Vendo o filme, percebe-se que descobriu no livro temas que se cruzam com a sua obra, a infância, a relação entre pais e filhos, a liberdade deste país.
Sim, é talvez a questão que me empolgou mais desde o dia em que li o livro. Muitos dos temas que eu tenho tratado ao longo de 50 anos em 13 filmes, têm a ver com a relação, para ser simples, entre a História, com “H” grande e o indivíduo, com “i” pequenino. E a noção de que a História está sempre a interferir na nossa vida, mesmo quando andamos a tratar da nossa vidinha. A nossa vida está sempre embebida na história da nossa família, do nosso país, do mundo, no tempo que nos toca viver.
E há ainda a questão da criação artística…
A relação entre a arte e a vida, que já tinha aflorado, embora vagamente, em “A passagem da noite”. O trabalho artístico ou outro trabalho absolutamente absorvente, que solicita do indivíduo uma dádiva permanente do seu ser, e a própria vida.
Desde “A fuga” que a ditadura e a luta pela liberdade faz parte do seu imaginário.
Acho que há muita coisa que está por ser dita, por ser pensada ou por ser coletivamente debatida, que é realmente a ditadura. Não apenas do lado dos vencidos mas também do lado dos vencedores. É a guerra colonial, em todos os seus aspetos, heróicos, de grande dedicação, de grande sofrimento, e depois o lado negro da guerra colonial. E finalmente o pós 25 de Abril. E a maneira como é que no tempo a gente a pouco e pouco vai metendo umas coisas debaixo do tapete, não falamos nelas, e de repente elas começam a germinar.
Um aspeto curioso do filme é a abordagem da ruralidade. Quer explicar?
Já me falaram disso. A relação, em Portugal, e noutros países mediterrânicos também, entre a cidade e o campo. Eu tenho isso dentro de mim, alfacinha puro, nascido e vivido em Lisboa, mas sempre com uma relação, do meu avô materno e do meu bisavô que eu conheci, com uma pequena aldeia sem água nem luz onde ia praticamente até à adolescência passar férias.

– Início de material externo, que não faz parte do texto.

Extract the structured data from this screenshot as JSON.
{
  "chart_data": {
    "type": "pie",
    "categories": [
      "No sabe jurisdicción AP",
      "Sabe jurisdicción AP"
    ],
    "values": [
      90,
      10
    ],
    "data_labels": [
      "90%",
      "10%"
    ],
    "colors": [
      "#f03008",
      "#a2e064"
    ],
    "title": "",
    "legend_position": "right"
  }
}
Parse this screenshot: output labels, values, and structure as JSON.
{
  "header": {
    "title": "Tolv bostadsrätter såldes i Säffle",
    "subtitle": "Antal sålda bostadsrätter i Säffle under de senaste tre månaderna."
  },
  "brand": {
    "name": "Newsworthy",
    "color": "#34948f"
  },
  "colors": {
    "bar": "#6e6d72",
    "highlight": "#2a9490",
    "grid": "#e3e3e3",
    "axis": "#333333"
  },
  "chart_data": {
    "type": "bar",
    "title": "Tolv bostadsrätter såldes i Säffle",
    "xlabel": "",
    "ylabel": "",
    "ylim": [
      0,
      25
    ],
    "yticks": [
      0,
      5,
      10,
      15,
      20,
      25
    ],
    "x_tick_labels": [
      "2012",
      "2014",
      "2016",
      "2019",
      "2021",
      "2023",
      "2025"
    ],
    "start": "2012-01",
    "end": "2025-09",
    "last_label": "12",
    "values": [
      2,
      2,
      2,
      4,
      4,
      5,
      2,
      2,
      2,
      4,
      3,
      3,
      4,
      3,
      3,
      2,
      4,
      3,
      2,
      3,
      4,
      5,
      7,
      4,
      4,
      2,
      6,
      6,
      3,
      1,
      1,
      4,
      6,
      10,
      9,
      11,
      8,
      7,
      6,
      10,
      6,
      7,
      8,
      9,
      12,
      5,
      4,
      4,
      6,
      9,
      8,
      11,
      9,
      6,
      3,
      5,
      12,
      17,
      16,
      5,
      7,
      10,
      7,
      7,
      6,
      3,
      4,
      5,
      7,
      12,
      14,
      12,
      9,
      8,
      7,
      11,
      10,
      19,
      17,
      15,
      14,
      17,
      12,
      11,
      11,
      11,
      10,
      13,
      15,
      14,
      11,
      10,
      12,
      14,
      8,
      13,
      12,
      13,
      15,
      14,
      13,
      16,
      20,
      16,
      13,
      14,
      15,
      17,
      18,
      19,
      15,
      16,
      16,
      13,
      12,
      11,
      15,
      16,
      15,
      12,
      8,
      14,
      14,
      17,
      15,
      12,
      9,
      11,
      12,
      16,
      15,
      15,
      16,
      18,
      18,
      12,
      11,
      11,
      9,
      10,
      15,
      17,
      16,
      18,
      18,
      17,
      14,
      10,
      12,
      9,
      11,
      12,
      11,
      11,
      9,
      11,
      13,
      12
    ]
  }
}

Mas essa ruralidade já estava presente noutros filmes meus. O primeiro que me vem à cabeça é o “A Outra Margem”
O trabalho com os atores é o que lhe dá mais prazer no ato de filmar?
Sempre foi. O processo de fabricação de um filme é uma coisa muito complexa. São várias peças que têm de se encaixar. Várias coisas que têm de convergir e que têm de harmonicamente se entender. Sempre que eu tenho alguma dúvida sobre encaixes destas peças todas, as minhas âncoras são os atores. Eu quero que os atores dos meus filmes se sintam sempre confortáveis, livres e protegidos. Em todos os momentos em que têm de se expor perante a câmara. E isso, para mim, é absolutamente decisivo.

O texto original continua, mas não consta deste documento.